Decline in sugarcane market price

Decline in sugarcane market price

By Tahir Ali

THE ban on supply of gur to Afghanistan despite bumper sugarcane crop and the prolonged cold/dry weather have improved cane supply situation for sugar mills. However, farmers in Khyber PakhtunKhwa remain adversely affected.

Along with fall in price of sugar, per satta (two purs or 150-180kg) price of gur has come down to about Rs8,000-9,000 this season from Rs16,000-17,000 last year. It is for the first time in recent years that gur has lost its competitiveness.

Masud Khan, an official of the Premier Sugar Mills, Mardan, said that an overwhelming majority of farmers were bringing their produce to the mills. “For the first time during this season cane supply has reached 100 per cent delivery. We are receiving around 3,600 tonnes of the commodity daily,” he said adding “against the official support price of Rs150 per 40kg, the growers were being paid Rs158/40kg or around Rs200 per 50kg.”

“Huge cane production, low gur prices and damages caused to the crop by frost with fear of further loss to sucrose contents due to weather conditions, and the need to vacate lands for subsequent crops, are compelling farmers to bring their crops to the mills,” Khan added.

According to Haji Naimat Shah Roghani, senior vice-president Anjuman-i-Kashtkaran KP, farmers widely cultivated cane this year following attractive prices of Rs338/50kg offered by mills, and around Rs16,000/satta price of gur in the market last year. Cane was sold even up to Rs500/50kg to private vendors engaged in juice extracting business.

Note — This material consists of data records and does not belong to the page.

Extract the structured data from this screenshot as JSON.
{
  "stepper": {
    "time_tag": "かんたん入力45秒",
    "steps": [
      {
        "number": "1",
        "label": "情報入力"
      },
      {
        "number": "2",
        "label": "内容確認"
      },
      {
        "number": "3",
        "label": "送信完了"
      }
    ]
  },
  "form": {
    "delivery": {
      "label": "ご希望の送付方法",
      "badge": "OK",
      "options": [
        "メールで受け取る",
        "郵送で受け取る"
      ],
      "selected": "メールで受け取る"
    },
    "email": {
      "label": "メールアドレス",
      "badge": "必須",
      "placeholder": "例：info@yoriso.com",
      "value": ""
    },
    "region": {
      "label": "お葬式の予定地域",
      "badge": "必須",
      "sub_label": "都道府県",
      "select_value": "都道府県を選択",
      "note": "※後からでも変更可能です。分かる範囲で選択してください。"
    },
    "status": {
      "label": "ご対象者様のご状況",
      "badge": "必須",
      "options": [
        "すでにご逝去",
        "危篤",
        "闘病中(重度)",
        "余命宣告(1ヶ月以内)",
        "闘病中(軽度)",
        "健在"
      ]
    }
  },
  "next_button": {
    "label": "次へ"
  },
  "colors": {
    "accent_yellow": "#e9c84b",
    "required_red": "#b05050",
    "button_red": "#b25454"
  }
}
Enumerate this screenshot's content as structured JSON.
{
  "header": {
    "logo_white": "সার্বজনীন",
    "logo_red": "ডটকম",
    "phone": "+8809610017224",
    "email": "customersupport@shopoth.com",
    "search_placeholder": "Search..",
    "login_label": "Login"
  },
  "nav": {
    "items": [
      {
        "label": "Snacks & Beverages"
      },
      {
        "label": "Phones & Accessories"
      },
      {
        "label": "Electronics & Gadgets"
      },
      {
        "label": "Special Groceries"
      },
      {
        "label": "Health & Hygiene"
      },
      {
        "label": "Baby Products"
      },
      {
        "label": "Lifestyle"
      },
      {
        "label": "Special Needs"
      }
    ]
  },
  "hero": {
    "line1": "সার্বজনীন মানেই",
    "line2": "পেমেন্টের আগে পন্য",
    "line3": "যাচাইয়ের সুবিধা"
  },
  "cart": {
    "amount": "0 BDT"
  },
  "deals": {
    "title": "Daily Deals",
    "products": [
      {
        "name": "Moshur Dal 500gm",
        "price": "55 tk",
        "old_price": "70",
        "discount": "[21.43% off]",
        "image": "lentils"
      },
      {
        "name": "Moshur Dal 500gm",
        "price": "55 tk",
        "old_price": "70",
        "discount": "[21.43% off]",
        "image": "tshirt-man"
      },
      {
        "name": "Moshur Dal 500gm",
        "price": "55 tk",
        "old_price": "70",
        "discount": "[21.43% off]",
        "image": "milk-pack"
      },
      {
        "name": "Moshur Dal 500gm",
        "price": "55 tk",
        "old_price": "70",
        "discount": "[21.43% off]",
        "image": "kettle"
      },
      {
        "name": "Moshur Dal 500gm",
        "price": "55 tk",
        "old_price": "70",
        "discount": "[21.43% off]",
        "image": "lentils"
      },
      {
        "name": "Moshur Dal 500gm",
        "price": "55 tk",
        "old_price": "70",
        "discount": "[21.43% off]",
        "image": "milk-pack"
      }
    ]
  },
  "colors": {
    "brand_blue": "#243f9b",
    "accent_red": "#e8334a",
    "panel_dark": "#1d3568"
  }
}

“Banning movement of gur to the tribal belt and its export to Afghanistan, which led to sharp fall in its prices, the faulty decision of the government to import sugar at the start of crushing season instead of lifting stocks from mills in time, led to fall in cane price severely affecting growers. This, no doubt, helped reduce sugar prices in the market but at a critical juncture making timely payments to farmers impossible, at least for now,” he said.

“The millers are offering a price of Rs200 for 50kg these days. At the present rate of returns and for gur in the market, 300 maunds average per acre yield (15 purs or eight satta) could earn a farmer only Rs60,000 and nearly the same amount if he takes his produce to mills.

The present rate of gur and the rate offered by mills are too little for farmers as the per acre cost of production has increased to almost over Rs60,000 due to steep rise in prices of farm inputs, services and increased land-rent in recent times, especially in the last couple of years,” said Mr Roghani.

“With such a return that only equals the cost of production, farmers would hardly be inclined to grow sugarcane in the coming Kharif season. Does the government understand the risks involved?” he asked.

Farmers in the cane-rich DIK have multiple complaints. Muhammad Ismael, a farmer from Luanda Sharif in DIK, said farmers were being denied indents, a prerequisite for cane-supply to mills. “Indents are issued only to big farmers who have access to right quarters. The farmers with poor resources are running from pillar to post. As gur production was mostly avoided by area farmers, selling cane to mills was the only option,” he said.

”But with indents not issued or delayed for lengthy process as these are being provided through agents against the past practice when it was directly given to farmers, we have to sell our cane to the commission ‘mafia’ at a lower prices but prompt payment. The commission agents buy the crop between Rs135-140 per 40kg against Rs150 offered by Chashma Sugar mills in the area,” he added.

“Payments legally due in 15 days are delayed for months. A farmer who supplied cane to a mill last year received his payments this year. The farmers are also subjected to a cut of around 10-15 per cent on the pretext of poor quality and low sucrose content,” added Mr Ismael.

With gur prices historically low, the commission agents should also have reduced their commission at gur markets. “But they continue to impose a commission of Rs130/pur in Mardan and Swabi while their counterparts in Peshawar and Charsadda were collecting only Rs40/pur. The government must ensure a uniform rate of commission for gur agents in the province,” Mr Roghani added.

“The government is also needed to support farmers through targeted subsidies on inputs. It should remove or reduce general sales tax on agriculture services and inputs. It should allow export of gur and lift the ban on its movement to the provincially- and federally-administered tribal areas,” he stressed.